Viver tornara-se impossível, todos os dias pedia de pés juntos para ter a mesma sorte que ela, se não podia tê-la comigo, então não valia a pena viver!!!
Para tornar a minha dor ainda maior, alguns meses mais tarde recebi a noticia da … foi a vez de mi padre…pela religião as mulheres não podem tocar em cadáveres e menos ainda pisarem um cemitério_ só para tornar tudo mais triste não o vi pela ultima vez, não o toquei pela ultima vez…não fiz nada _ foi apenas uma noticia que chegou os meus ouvidos e que por tê-la recebido devia chorar, perder o meu chão e compreender que nunca mais voltaria a vê-lo.

Fizeram-se dois vazios no meu coração, a dor ia aumentando, aumentando e aumentando, tornou-se insuportável…não tinha mais razões para viver…!!!
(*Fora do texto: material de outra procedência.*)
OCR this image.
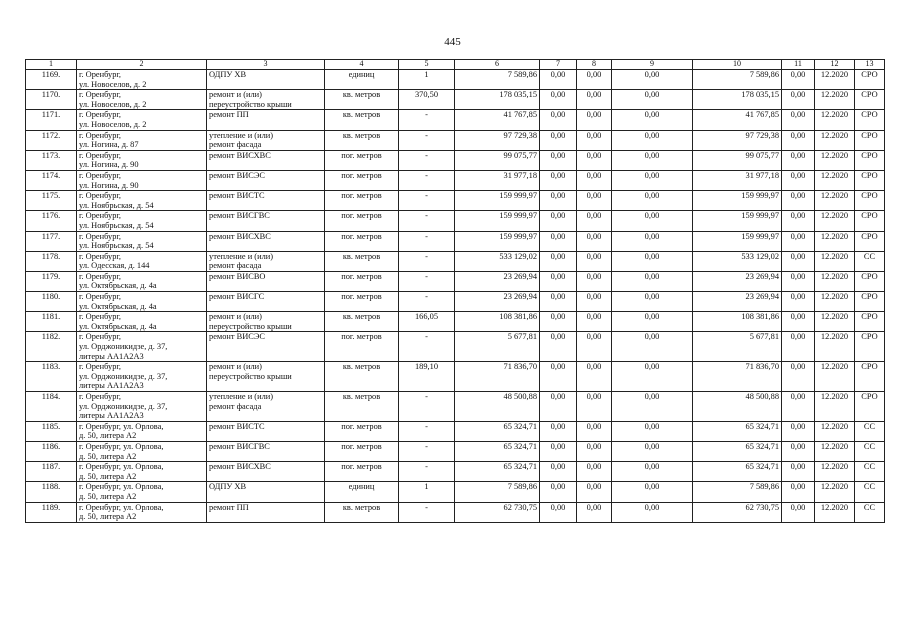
445
1	2	3	4	5	6	7	8	9	10	11	12	13
1169.	г. Оренбург,
ул. Новоселов, д. 2	ОДПУ ХВ	единиц	1	7 589,86	0,00	0,00	0,00	7 589,86	0,00	12.2020	СРО
1170.	г. Оренбург,
ул. Новоселов, д. 2	ремонт и (или)
переустройство крыши	кв. метров	370,50	178 035,15	0,00	0,00	0,00	178 035,15	0,00	12.2020	СРО
1171.	г. Оренбург,
ул. Новоселов, д. 2	ремонт ПП	кв. метров	-	41 767,85	0,00	0,00	0,00	41 767,85	0,00	12.2020	СРО
1172.	г. Оренбург,
ул. Ногина, д. 87	утепление и (или)
ремонт фасада	кв. метров	-	97 729,38	0,00	0,00	0,00	97 729,38	0,00	12.2020	СРО
1173.	г. Оренбург,
ул. Ногина, д. 90	ремонт ВИСХВС	пог. метров	-	99 075,77	0,00	0,00	0,00	99 075,77	0,00	12.2020	СРО
1174.	г. Оренбург,
ул. Ногина, д. 90	ремонт ВИСЭС	пог. метров	-	31 977,18	0,00	0,00	0,00	31 977,18	0,00	12.2020	СРО
1175.	г. Оренбург,
ул. Ноябрьская, д. 54	ремонт ВИСТС	пог. метров	-	159 999,97	0,00	0,00	0,00	159 999,97	0,00	12.2020	СРО
1176.	г. Оренбург,
ул. Ноябрьская, д. 54	ремонт ВИСГВС	пог. метров	-	159 999,97	0,00	0,00	0,00	159 999,97	0,00	12.2020	СРО
1177.	г. Оренбург,
ул. Ноябрьская, д. 54	ремонт ВИСХВС	пог. метров	-	159 999,97	0,00	0,00	0,00	159 999,97	0,00	12.2020	СРО
1178.	г. Оренбург,
ул. Одесская, д. 144	утепление и (или)
ремонт фасада	кв. метров	-	533 129,02	0,00	0,00	0,00	533 129,02	0,00	12.2020	СС
1179.	г. Оренбург,
ул. Октябрьская, д. 4а	ремонт ВИСВО	пог. метров	-	23 269,94	0,00	0,00	0,00	23 269,94	0,00	12.2020	СРО
1180.	г. Оренбург,
ул. Октябрьская, д. 4а	ремонт ВИСГС	пог. метров	-	23 269,94	0,00	0,00	0,00	23 269,94	0,00	12.2020	СРО
1181.	г. Оренбург,
ул. Октябрьская, д. 4а	ремонт и (или)
переустройство крыши	кв. метров	166,05	108 381,86	0,00	0,00	0,00	108 381,86	0,00	12.2020	СРО
1182.	г. Оренбург,
ул. Орджоникидзе, д. 37,
литеры АА1А2А3	ремонт ВИСЭС	пог. метров	-	5 677,81	0,00	0,00	0,00	5 677,81	0,00	12.2020	СРО
1183.	г. Оренбург,
ул. Орджоникидзе, д. 37,
литеры АА1А2А3	ремонт и (или)
переустройство крыши	кв. метров	189,10	71 836,70	0,00	0,00	0,00	71 836,70	0,00	12.2020	СРО
1184.	г. Оренбург,
ул. Орджоникидзе, д. 37,
литеры АА1А2А3	утепление и (или)
ремонт фасада	кв. метров	-	48 500,88	0,00	0,00	0,00	48 500,88	0,00	12.2020	СРО
1185.	г. Оренбург, ул. Орлова,
д. 50, литера А2	ремонт ВИСТС	пог. метров	-	65 324,71	0,00	0,00	0,00	65 324,71	0,00	12.2020	СС
1186.	г. Оренбург, ул. Орлова,
д. 50, литера А2	ремонт ВИСГВС	пог. метров	-	65 324,71	0,00	0,00	0,00	65 324,71	0,00	12.2020	СС
1187.	г. Оренбург, ул. Орлова,
д. 50, литера А2	ремонт ВИСХВС	пог. метров	-	65 324,71	0,00	0,00	0,00	65 324,71	0,00	12.2020	СС
1188.	г. Оренбург, ул. Орлова,
д. 50, литера А2	ОДПУ ХВ	единиц	1	7 589,86	0,00	0,00	0,00	7 589,86	0,00	12.2020	СС
1189.	г. Оренбург, ул. Орлова,
д. 50, литера А2	ремонт ПП	кв. метров	-	62 730,75	0,00	0,00	0,00	62 730,75	0,00	12.2020	СС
Não sei o que fiz, não sei o que aconteceu, (…) acordei num hospital, sentia-me fraca e voltei a adormecer (….). Muitas coisas se passaram, voltei a viver, mas os meus dias eram cinzentos, nenhuma razão para sorrir, ninguém para chatear durante a manha, ninguém para ouvir-me contar as histórias do meu dia…aliás não haviam histórias para contar.

Tinha 8 anos quando tomei uma nova resolução, a de não lembrar. As lembranças faziam-me e ainda fazem-me mal. Não existe nada no meu passado que seja digno de recordar…ate as boas lembranças dos momentos que vivi com mi madre, fazem-me sofrer. Sofrer porque sei que nunca mais poderei estar ao se lado.